Ahora sobre bibliotecas públicas
La semana pasada, en esta columna escribí sobre bibliotecas personales y excluí inconscientemente a las bibliotecas públicas, de manera que ahora me gustaría abordarlas brevemente. La principal razón por la que las ignoré es, simple y sencillamente, porque no las frecuento. Tengo una aversión a las bibliotecas públicas pues me han sucedido cosas totalmente absurdas que cada vez me han alejado más de ellas.
Hace ya varios años, tal vez más de diez, mientras hacía la investigación para elaborar el epistolario de Xavier Villaurrutia que deberá aparecer en el segundo tomo de una nueva edición de sus Obras que preparamos Miguel Capistrán y yo, fui a la Biblioteca Nacional para consultar un ejemplar de la revista Letras de México en la que Capistrán me dijo que había una carta y que debía ir por ella. Así lo hice, pedí el ejemplar, me dieron la edición facsimilar que el Fondo publicó a principios de los años ochenta y, con toda lógica, quise fotocopiarlo: me dijeron que eso no era posible porque era una publicación anterior a 1950 y que esos materiales ya no se fotocopiaban para protegerlos. ¡Pero es la edición facsimilar de los años ochenta!, repliqué sin dar crédito a lo que oía.
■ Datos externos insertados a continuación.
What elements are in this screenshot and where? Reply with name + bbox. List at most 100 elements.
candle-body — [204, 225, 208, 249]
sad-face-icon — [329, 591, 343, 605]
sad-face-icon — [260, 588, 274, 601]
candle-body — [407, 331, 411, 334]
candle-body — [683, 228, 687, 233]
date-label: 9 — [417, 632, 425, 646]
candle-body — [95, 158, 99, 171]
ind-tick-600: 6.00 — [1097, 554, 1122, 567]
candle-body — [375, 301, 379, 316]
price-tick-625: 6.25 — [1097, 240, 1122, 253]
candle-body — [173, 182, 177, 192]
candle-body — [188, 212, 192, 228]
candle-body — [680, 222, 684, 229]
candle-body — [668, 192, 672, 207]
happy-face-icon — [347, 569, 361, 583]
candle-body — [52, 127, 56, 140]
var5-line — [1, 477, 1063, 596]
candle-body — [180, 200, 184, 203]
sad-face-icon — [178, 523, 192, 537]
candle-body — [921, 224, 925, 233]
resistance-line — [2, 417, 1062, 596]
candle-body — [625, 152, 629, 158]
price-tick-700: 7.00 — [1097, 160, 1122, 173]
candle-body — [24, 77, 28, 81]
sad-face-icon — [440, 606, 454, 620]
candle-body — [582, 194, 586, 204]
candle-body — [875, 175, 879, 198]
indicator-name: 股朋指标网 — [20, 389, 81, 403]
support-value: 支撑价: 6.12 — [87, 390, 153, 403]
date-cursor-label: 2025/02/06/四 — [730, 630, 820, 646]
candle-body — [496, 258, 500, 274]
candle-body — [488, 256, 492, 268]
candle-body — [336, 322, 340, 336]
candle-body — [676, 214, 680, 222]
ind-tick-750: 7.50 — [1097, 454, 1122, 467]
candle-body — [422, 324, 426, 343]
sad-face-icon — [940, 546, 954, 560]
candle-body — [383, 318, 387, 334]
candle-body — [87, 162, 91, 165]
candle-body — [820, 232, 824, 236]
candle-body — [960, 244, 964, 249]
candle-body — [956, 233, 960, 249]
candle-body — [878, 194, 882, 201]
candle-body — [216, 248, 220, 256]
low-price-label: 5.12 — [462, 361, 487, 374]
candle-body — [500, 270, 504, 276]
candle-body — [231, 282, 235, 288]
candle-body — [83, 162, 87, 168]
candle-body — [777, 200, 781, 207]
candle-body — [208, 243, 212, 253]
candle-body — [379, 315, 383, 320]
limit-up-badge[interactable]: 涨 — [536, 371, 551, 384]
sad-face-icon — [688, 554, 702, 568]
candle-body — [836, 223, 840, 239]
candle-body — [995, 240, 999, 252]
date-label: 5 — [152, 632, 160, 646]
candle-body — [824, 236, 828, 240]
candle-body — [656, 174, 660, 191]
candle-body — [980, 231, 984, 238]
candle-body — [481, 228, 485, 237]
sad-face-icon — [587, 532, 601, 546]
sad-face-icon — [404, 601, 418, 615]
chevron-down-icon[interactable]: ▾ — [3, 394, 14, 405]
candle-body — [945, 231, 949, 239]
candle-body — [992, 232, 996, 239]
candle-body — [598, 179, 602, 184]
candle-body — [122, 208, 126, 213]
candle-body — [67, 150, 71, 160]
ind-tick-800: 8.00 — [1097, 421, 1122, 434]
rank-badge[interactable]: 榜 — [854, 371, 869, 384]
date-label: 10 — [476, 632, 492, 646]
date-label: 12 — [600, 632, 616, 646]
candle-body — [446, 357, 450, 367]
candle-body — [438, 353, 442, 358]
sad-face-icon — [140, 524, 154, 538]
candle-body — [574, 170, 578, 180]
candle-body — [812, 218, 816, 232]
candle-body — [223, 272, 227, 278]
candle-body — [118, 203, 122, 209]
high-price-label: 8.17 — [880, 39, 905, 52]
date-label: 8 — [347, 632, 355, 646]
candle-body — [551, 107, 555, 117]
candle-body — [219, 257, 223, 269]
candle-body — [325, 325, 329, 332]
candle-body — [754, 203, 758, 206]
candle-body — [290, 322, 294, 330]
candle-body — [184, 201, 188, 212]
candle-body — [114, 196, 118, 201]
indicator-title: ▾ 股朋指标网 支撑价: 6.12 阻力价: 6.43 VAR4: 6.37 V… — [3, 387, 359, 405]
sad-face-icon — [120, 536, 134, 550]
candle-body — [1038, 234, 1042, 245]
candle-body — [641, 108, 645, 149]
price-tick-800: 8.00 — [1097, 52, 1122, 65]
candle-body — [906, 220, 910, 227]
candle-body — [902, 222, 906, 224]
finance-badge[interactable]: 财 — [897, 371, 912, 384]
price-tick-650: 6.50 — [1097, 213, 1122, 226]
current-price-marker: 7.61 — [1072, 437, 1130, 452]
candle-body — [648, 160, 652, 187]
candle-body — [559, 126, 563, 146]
No hubo manera de hacer entrar en razón a los burócratas de la UNAM. Salí enojadísimo por el absurdo y volví otro día a copiarla en mi cuaderno.
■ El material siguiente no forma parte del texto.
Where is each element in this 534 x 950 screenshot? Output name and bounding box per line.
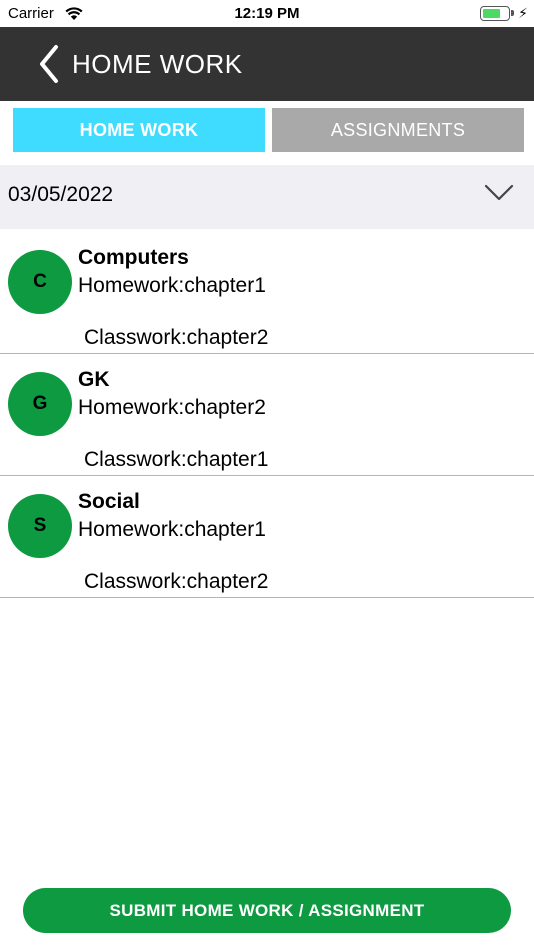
homework-text: Homework:chapter1 (78, 518, 266, 541)
battery-icon (480, 6, 510, 21)
subject-name: GK (78, 368, 110, 391)
list-item[interactable]: G GK Homework:chapter2 Classwork:chapter… (0, 354, 534, 476)
charging-bolt-icon: ⚡ (518, 5, 528, 21)
classwork-text: Classwork:chapter2 (84, 326, 269, 349)
classwork-text: Classwork:chapter1 (84, 448, 269, 471)
date-value: 03/05/2022 (8, 183, 114, 206)
date-selector[interactable]: 03/05/2022 (0, 165, 534, 229)
homework-text: Homework:chapter1 (78, 274, 266, 297)
homework-text: Homework:chapter2 (78, 396, 266, 419)
tab-home-work[interactable]: HOME WORK (13, 108, 265, 152)
status-bar: Carrier 12:19 PM ⚡ (0, 0, 534, 28)
nav-bar: HOME WORK (0, 27, 534, 101)
battery-cap (511, 10, 514, 16)
subject-avatar: S (8, 494, 72, 558)
status-time: 12:19 PM (234, 5, 300, 22)
page-title: HOME WORK (72, 49, 243, 79)
chevron-down-icon[interactable] (484, 183, 514, 203)
tab-assignments[interactable]: ASSIGNMENTS (272, 108, 524, 152)
chevron-left-icon[interactable] (34, 43, 66, 85)
list-item[interactable]: S Social Homework:chapter1 Classwork:cha… (0, 476, 534, 598)
subject-avatar: G (8, 372, 72, 436)
classwork-text: Classwork:chapter2 (84, 570, 269, 593)
list-item[interactable]: C Computers Homework:chapter1 Classwork:… (0, 232, 534, 354)
submit-homework-button[interactable]: SUBMIT HOME WORK / ASSIGNMENT (23, 888, 511, 933)
subject-avatar: C (8, 250, 72, 314)
subject-name: Social (78, 490, 140, 513)
homework-screen: Carrier 12:19 PM ⚡ HOME WORK HOME WORK A… (0, 0, 534, 950)
subject-name: Computers (78, 246, 189, 269)
battery-level (483, 9, 501, 18)
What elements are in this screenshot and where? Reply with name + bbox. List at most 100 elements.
La Biblioteca de México, en La Ciudadela, durante mucho tiempo fue el centro de investigación oficial de los estudiantes de primaria y secundaria. Por eso era muy incómodo ir allí: siempre había un barullo de esos estudiantes y muchos libros estaban muy maltratados. Además, como ya dije la semana pasada, me gusta sobre todo meterme en periódicos viejos, hojear los suplementos culturales y saber qué y quiénes publicaban: allí resultaba imposible porque no prestan los periódicos anteriores a diez años, así en este 2014 el periódico más viejo que le pueden dar al usuario es el de 2004. Cuando la cerraron para remodelar e instalar las bibliotecas personales de José Luis Martínez, Antonio Castro Leal, Jaime García Terrés, Alí Chumacero y Carlos Monsiváis, La Ciudadela cedió su lugar a la Biblioteca Vasconcelos de Buenavista: ahora allí van todos los estudiantes a consultar los libros para hacer sus tareas, con las consecuentes incomodidades.
La única biblioteca en la que me sentía cómodo trabajando era la de la Facultad de Filosofía y Letras de la UNAM: no tenía que pedir los libros, como se pide el kilo de tortillas, sino que podía tomarlos directamente. De esa manera, pronto ubiqué la sección en la que están todas las revistas que me interesaba investigar (desde Ulises, Contemporáneos, Ábside, hasta la Nueva Revista de Filología Hispánica, Cuadernos Americanos, Plural, Nexos o Vuelta) y además tenían una modesta pero suficiente selección de literatura cubana que nadie pelaba; incluso una vez me fui a meter al anexo, donde estaba la literatura italiana. ¡El paraíso, en suma! Ahora, para mis investigaciones voy frecuentemente a las bibliotecas personales de La Ciudadela: allí he podido revisar primeras ediciones de los libros de Cernuda, de Villaurrutia o César Moro y he encontrado un sin fin de cosas que me han sido muy útiles. Antes de que las abrieran estuve encomendado a escribir los textos sobre esas bibliotecas así que me mandaron a verlas: fui con mucho gusto, las caminé cuando apenas estaban acomodando los libros, me dejaron tomar los que quisiera, me senté a leerlos, que quedé horas allí así que una de las responsables cuando me iba me dijo: “Se ve que a usted sí le gustan los libros, joven, otras personas han venido, preguntan un par de cosas, se toman fotos y se van”. Y aunque he sacado la credencial de la Biblioteca Vasconcelos, pues queda muy cerca de mi departamento, evito ir a toda costa, prefiero tomar el Metro, recorrer dos estaciones y bajarme en Balderas para estar en La Ciudadela donde se trabaja muy a gusto.
Es por esa aversión a las bibliotecas públicas que a lo largo de todos estos años me he esforzado en construir una biblioteca personal a la medida de mis necesidades: de allí que haya ido recopilando la bibliografía para las investigaciones que realizo y que, como escribí la semana pasada, haya desoído el consejo de mi maestro Huberto Batis y siga coleccionando los suplementos culturales de cada fin de semana hasta que en verdad se vuelva una locura conservarlos.